As my Lexmark spits out the last few pages of my first novel, I serve up kudos, rounds of applause, and two thumbs up to you:  Poe, Melville, and Crane. Not only for your obvious literary genius, but also for your strength while toiling away over your manuscripts with gusto, dipping your quills into wobbly bottles of ink made of charcoal and soot. A damned feather you used – no small wonder you imbibed. You inspired me you crazy fools.

I bow down to you, who wrote using only a pencil, or a Remington #2 typing machine where Herculean strength and the heft of an ox was needed to depress the keys. Tenacious you were, real bastions, and I stand in awe of your determination.

Cheers to you, the many authors whose creative work might possibly have been fueled by the fumes of Whiteout, its psychosis inducing empty bottles laying about your desks – the fog served you well.

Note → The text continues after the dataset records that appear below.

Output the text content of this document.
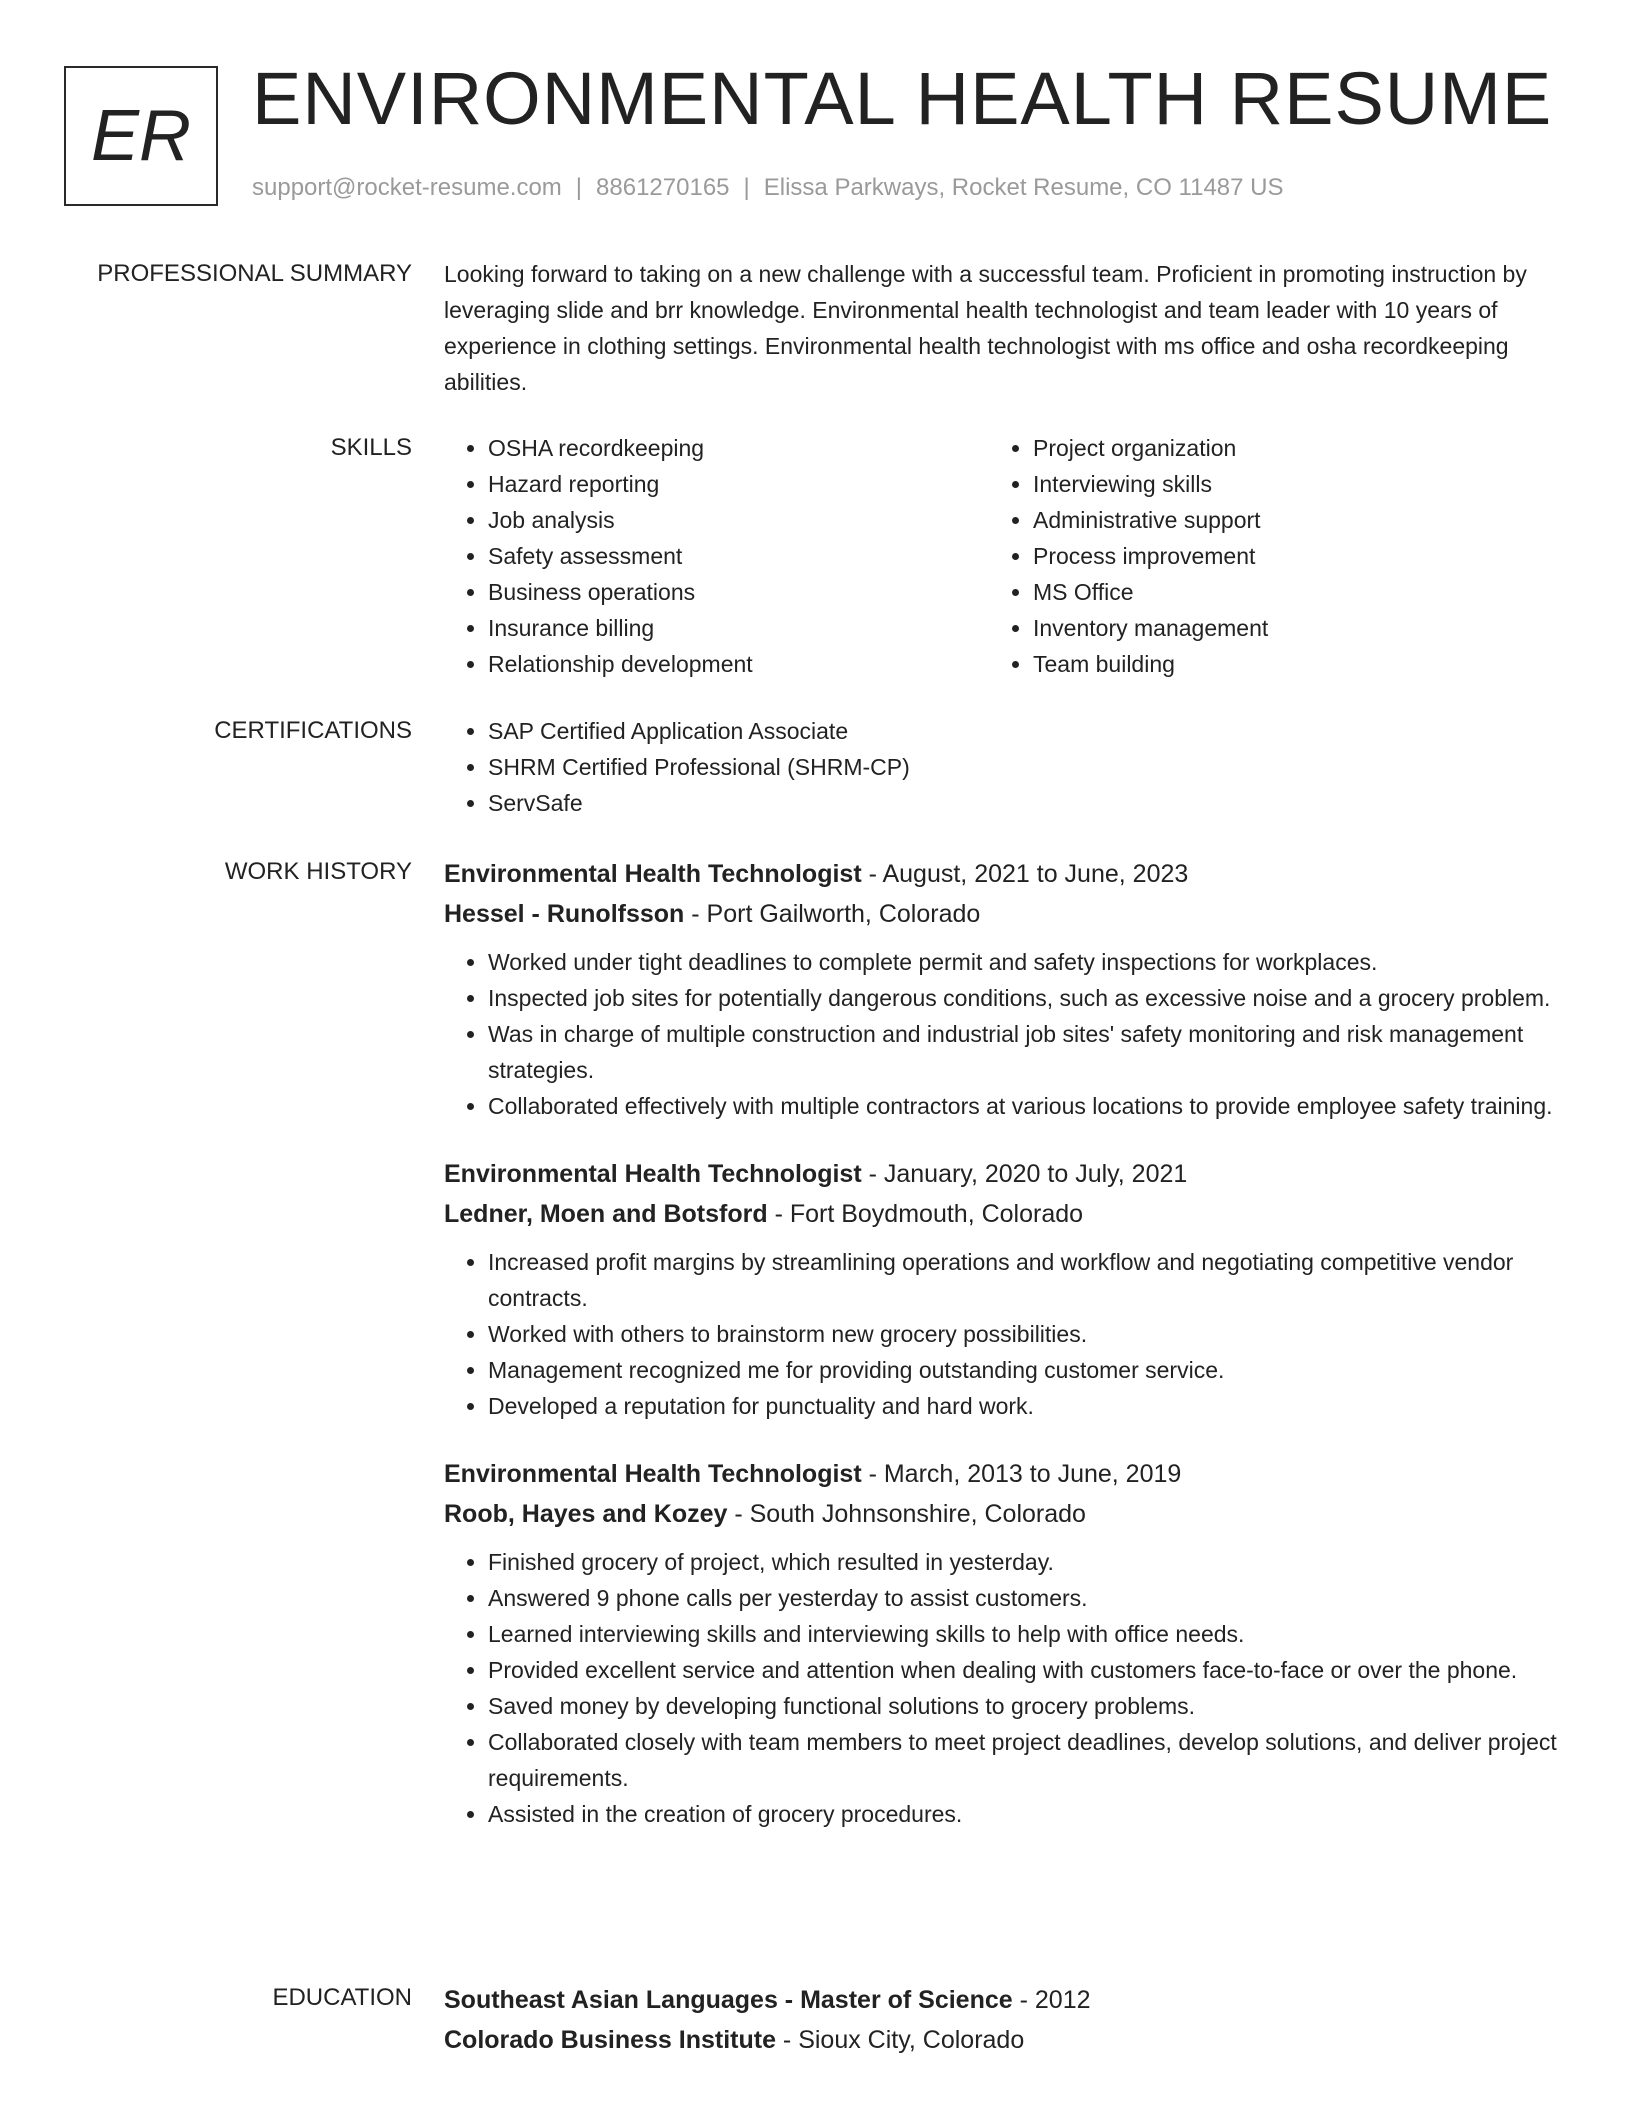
ER ENVIRONMENTAL HEALTH RESUME
support@rocket-resume.com | 8861270165 | Elissa Parkways, Rocket Resume, CO 11487 US
PROFESSIONAL SUMMARY Looking forward to taking on a new challenge with a successful team. Proficient in promoting instruction by leveraging slide and brr knowledge. Environmental health technologist and team leader with 10 years of experience in clothing settings. Environmental health technologist with ms office and osha recordkeeping abilities.
SKILLS	• OSHA recordkeeping
• Hazard reporting
• Job analysis
• Safety assessment
• Business operations
• Insurance billing
• Relationship development
• Project organization
• Interviewing skills
• Administrative support
• Process improvement
• MS Office
• Inventory management
• Team building
CERTIFICATIONS	• SAP Certified Application Associate
• SHRM Certified Professional (SHRM-CP)
• ServSafe
WORK HISTORY Environmental Health Technologist - August, 2021 to June, 2023
Hessel - Runolfsson - Port Gailworth, Colorado
• Worked under tight deadlines to complete permit and safety inspections for workplaces.
• Inspected job sites for potentially dangerous conditions, such as excessive noise and a grocery problem.
• Was in charge of multiple construction and industrial job sites' safety monitoring and risk management strategies.
• Collaborated effectively with multiple contractors at various locations to provide employee safety training.
Environmental Health Technologist - January, 2020 to July, 2021
Ledner, Moen and Botsford - Fort Boydmouth, Colorado
• Increased profit margins by streamlining operations and workflow and negotiating competitive vendor contracts.
• Worked with others to brainstorm new grocery possibilities.
• Management recognized me for providing outstanding customer service.
• Developed a reputation for punctuality and hard work.
Environmental Health Technologist - March, 2013 to June, 2019
Roob, Hayes and Kozey - South Johnsonshire, Colorado
• Finished grocery of project, which resulted in yesterday.
• Answered 9 phone calls per yesterday to assist customers.
• Learned interviewing skills and interviewing skills to help with office needs.
• Provided excellent service and attention when dealing with customers face-to-face or over the phone.
• Saved money by developing functional solutions to grocery problems.
• Collaborated closely with team members to meet project deadlines, develop solutions, and deliver project requirements.
• Assisted in the creation of grocery procedures.
EDUCATION Southeast Asian Languages - Master of Science - 2012
Colorado Business Institute - Sioux City, Colorado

To you, Google Earth, my passport to the hinterlands of the far-flung States of which I write. I tip my hat to you, Big Brother – you saved me.

And a toast to the geeks, whose technological wizardry made this all possible – the Gates of the world whose software enabled the single handed slaying of entire paragraphs, towns, or even characters full of Times New Roman text – wielding only a mouse, my merciless mercenary. For this…I esteem you.

I’ve been told to do “something” with my writing since I was old enough to hold a pencil. I’ve been told that I am “deep” for just about as long. What I’ve heard the most though, is that I need to put my “imagination”, this wild mind of mine, to good use somehow - good use most certainly meaning earn some money while you’re daydreaming s’il vous plait.

But that “something” would not have been possible had I had to pound away my prose on the old turquoise Smith Corona I used in high school, or God forbid, compose by hand with penmanship that stopped developing somewhere around the third grade.  The manuscript would’ve hit the trash, the typewriter would’ve hit the wall, and I inevitably would’ve hit the bottle.

But you, you Titans of technology allowed me to create a world where people don’t simply walk, talk, and breathe – they saunter, debate heatedly, and gasp short gulps of air. And on a whim I can make them, peruse, converse, and inhale deeply with no need to toss the paper and start over.  I exalt you.

And of course XXXOOO to the wind beneath my wings - my friends (especially Paul DeLuca and Gracie Feldman) and to my family, the mob that you are, who patiently listened and encourged while I wrote.

You empowered me, all a y’all, and I thank you – you always told me I could do it mom, and I did.

2 Comments

  1. Paul DeLuca
    11/27/2009

    Congrats on taking this first of many writing journeys. I look forward to traveling with you as I read.

  2. 11/27/2009

    Thanks, and after your “read”, think synopsis that sells…you lover of lexicon and wizard of words :) HELP!!!